RECIFE, Brazil — The World Health Organization is declaring the Zika virus — and it’s supposed to link to severe birth defects — an international public health emergency. The outbreak started in Brazil.

A hospital in Recife has seen the greatest number of microcephaly cases in Brazil. The parents are anguished as they try to understand what this condition means for their baby.

Alice Bezerra Depaz had a healthy first baby. But two months ago, her second child, Joao Heitor, was born with microcephaly, a birth defect linked to the Zika outbreak. Babies with microcephaly have an unusually small head and developmental delays.

On Monday, the parents came to the Oswaldo Cruz Hospital in Recife, where doctors have seen about 300 infants with microcephaly since September. Before September, the region only saw an average of nine cases a year.

“We never expected to have an infant like this,” Bezerra Depaz said. “But we will care for him in the same way.”

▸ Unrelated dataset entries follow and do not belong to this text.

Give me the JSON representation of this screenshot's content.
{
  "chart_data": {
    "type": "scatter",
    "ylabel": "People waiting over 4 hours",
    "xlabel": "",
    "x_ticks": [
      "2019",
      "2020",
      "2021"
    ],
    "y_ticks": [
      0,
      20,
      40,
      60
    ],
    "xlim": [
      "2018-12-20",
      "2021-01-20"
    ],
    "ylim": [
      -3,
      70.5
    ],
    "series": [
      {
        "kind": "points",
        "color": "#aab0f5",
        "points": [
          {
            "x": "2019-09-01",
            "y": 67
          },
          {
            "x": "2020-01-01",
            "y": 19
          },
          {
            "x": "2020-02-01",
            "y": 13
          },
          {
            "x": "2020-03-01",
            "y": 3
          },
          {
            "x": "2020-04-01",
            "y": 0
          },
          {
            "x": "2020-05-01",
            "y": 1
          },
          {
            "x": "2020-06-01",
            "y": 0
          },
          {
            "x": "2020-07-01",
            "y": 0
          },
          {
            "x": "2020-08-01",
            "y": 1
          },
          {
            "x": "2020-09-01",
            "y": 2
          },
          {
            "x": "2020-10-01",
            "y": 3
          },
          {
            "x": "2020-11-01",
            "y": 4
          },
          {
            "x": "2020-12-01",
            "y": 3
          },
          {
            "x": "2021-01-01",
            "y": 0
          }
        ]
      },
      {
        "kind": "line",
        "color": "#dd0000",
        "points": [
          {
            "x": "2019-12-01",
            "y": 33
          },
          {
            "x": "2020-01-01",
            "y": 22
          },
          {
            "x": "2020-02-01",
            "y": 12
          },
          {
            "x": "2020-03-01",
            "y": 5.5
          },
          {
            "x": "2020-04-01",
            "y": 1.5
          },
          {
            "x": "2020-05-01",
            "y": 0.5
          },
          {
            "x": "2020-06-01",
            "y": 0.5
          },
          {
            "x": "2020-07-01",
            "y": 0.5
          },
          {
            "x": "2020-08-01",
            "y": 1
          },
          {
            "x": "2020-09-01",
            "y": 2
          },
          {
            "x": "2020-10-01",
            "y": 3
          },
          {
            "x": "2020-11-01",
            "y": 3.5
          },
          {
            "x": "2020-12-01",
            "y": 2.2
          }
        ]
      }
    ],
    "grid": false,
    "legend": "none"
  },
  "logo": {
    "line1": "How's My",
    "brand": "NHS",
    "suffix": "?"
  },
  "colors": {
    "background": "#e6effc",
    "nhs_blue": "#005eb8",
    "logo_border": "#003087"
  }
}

Doctor Angela Rocha heads up the effort here to understand and manage the crisis. In her four decades as a pediatric infectious disease specialist, she has never seen anything like it.

“This is different,” she said. “It’s a generation of babies with disability, which is a huge social, economic and public health problem.”

The conversation with a mother explaining that her baby has microcephaly often goes as such: “It is a situation with a lot of stress, panic, worry, and insecurity,” Dr. Rocha said.

That’s because these parents and even health experts are trying to figure out what services these infants will need.

On Monday, the President of Brazil gave public health officials the right to enter any home or building in order to eliminate mosquito breeding grounds. CBS News will be following those efforts in the days to come.